Republicans are predictably enraged by any delisting of the IRGC. Senator Jim Risch (R., Idaho), the leading Republican on the Foreign Relations Committee, said yesterday that he’s “appalled at the concessions,” explaining that a “deal that provides $90-$130 billion in sanctions relief, relieves sanctions against Iran’s worst terror and human rights offenders, and delists the Iranian Revolutionary Guard Corps does not support our national-security interests.” But Biden’s main political trouble lies with the Democrats, who have been relatively silent until the IRGC designation came to light. After a closed-door briefing on Tuesday about Iran’s shrinking breakout time, Senator Ben Cardin (D., Md.) said he “certainly would very much like to maintain that [the IRGC] are a terrorist organization, because they are a terrorist organization [. . .] that designation should remain.”
Senate Foreign Relations Committee chairman Bob Menendez (D., N.J.) has expressed hesitancy as well. Last Thursday, he told The Hill that he doesn’t have enough details to take a stance, but expressed that it “would be a problem” if the deal “somehow gives relief to Iran and if somehow Russia gets any benefit from it” (both of which would occur).

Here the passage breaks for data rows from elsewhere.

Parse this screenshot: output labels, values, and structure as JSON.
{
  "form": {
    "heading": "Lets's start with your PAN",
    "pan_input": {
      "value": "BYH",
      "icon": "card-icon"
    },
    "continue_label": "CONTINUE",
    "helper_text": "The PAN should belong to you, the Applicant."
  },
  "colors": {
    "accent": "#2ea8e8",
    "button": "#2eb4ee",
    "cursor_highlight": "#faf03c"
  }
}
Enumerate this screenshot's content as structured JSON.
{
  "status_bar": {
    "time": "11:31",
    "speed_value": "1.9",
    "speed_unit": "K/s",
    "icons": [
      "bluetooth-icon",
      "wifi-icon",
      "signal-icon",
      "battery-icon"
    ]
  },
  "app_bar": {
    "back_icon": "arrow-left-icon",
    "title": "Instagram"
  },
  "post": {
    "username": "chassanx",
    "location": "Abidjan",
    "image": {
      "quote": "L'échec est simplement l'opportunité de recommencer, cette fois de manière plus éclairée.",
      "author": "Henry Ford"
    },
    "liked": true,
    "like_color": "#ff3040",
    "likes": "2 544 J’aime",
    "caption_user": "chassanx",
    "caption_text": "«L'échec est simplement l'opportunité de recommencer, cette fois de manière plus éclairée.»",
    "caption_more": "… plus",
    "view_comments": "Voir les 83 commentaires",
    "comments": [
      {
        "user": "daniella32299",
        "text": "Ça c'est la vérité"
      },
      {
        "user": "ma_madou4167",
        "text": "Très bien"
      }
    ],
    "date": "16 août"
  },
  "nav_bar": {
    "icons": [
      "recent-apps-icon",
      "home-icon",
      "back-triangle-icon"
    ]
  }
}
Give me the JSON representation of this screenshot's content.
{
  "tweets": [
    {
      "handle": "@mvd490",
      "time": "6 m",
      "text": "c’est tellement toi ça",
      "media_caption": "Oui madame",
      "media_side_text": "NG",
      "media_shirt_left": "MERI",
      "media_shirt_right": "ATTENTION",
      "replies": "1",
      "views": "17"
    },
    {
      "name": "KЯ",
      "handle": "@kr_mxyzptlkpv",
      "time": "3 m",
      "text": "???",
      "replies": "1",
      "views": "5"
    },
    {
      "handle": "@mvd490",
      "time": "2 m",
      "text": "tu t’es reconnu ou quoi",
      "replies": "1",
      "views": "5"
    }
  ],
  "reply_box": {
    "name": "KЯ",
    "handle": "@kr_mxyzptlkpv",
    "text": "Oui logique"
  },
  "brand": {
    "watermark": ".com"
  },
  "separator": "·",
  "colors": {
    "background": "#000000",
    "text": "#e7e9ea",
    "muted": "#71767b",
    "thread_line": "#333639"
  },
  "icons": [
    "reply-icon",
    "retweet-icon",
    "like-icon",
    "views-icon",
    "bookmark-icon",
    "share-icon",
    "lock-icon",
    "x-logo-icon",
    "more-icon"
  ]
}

Given this new wave of bipartisan hesitancy, the Biden administration has markedly changed its tone regarding the deal. Last week, when asked about the state of negotiations after the ballistic missile strike in Erbil, national-security adviser Jake Sullivan did not take a nuclear deal off the table: “The only thing more dangerous than Iran armed with ballistic missiles and advanced military capabilities is an Iran that has all of those things and a nuclear weapon.” Yesterday in a press briefing, he sounded less certain: "We believe that if there is an Iran nuclear deal that meets the standards the President has set to verifiably block the pathway of Iran to get to a nuclear weapon and put this program back in the box after President Trump let it out of the box when he left the deal back in 2018, we will do that deal because we believe it is in the American national security interest to do so. But we will not do that deal until it meets those objectives."
Ned Price also switched up his tone. On March 16, after a stall in negotiations, Price was asked about remaining issues, saying they “want guarantees from the US [. . .] against another policy change, and they want the IRGC to be cleared of being named a terrorist group.” Price said, “We do think the remaining issues can be bridged.” On Monday, he was no longer trying to sell the deal: “I want to be clear that an agreement is neither imminent nor is it certain.” He said the US is “preparing equally for scenarios with and without a mutual return to full implementation of the JCPOA.”
Natural gas is in breakout mode. We get the report today! Buy breaks.